Self-Attention Speedup
- Up to 7.03x faster compared to dense attention
- Speedup increases with longer contexts (more opportunity for sparsity)
- Consistent gains across different model sizes

End-to-End Latency Reduction
- 2.23x faster inference on long-context tasks
- Maintains speedup in real-world workloads
- Scales efficiently from 128K to 1M token contexts
Accuracy Preservation

- Negligible accuracy loss on long-dependency tasks
- Maintains quality on:
- Document question-answering
- Long-form summarization
- Multi-turn dialogue with long history
- Code understanding with large contexts
Technical Approach
Quest’s pipeline consists of:
- Initialization: Organize KV cache into fixed-size pages with min-max metadata
- Query Processing: For each attention operation, compute Query vectors
- Criticality Estimation: Score each page using Query-Key min-max bounds
- Top-K Selection: Identify and load the K most critical pages
- Sparse Attention: Compute attention using only loaded pages
- Result Composition: Combine partial results into final attention output
This design ensures that only relevant context is loaded and computed, dramatically reducing both memory traffic and computational overhead.
Key Takeaways
Dynamic query-aware sparsity is the key for improving accuracy. Unlike static sparsity patterns that apply the same pruning regardless of input, Quest’s query-aware approach dynamically determines which KV cache pages are critical based on the actual query. This dynamic selection preserves accuracy because different queries naturally attend to different parts of the context, and Quest adapts to these query-specific attention patterns.
KV cache eviction vs. selection represent different trade-offs.
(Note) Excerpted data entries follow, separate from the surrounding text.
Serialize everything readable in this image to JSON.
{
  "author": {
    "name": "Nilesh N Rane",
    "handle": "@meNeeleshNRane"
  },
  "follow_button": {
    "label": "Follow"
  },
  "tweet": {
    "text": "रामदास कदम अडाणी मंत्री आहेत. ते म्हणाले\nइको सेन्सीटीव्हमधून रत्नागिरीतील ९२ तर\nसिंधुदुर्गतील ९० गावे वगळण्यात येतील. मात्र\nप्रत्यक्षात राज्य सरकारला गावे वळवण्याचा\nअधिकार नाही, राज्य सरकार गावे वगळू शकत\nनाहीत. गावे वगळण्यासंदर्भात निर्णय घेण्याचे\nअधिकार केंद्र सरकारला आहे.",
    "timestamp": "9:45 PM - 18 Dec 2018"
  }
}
KV cache eviction policies (like removing old tokens) reduce memory usage and increase batch size by physically discarding cache entries, but require careful strategies to avoid accuracy loss. In contrast, KV cache selection policies (like Quest) keep all cache in memory but selectively load only relevant pages during attention—this improves performance through reduced memory bandwidth while maintaining full accuracy, though without reducing memory capacity. Quest chooses the selection approach to prioritize accuracy and bandwidth optimization over memory footprint reduction.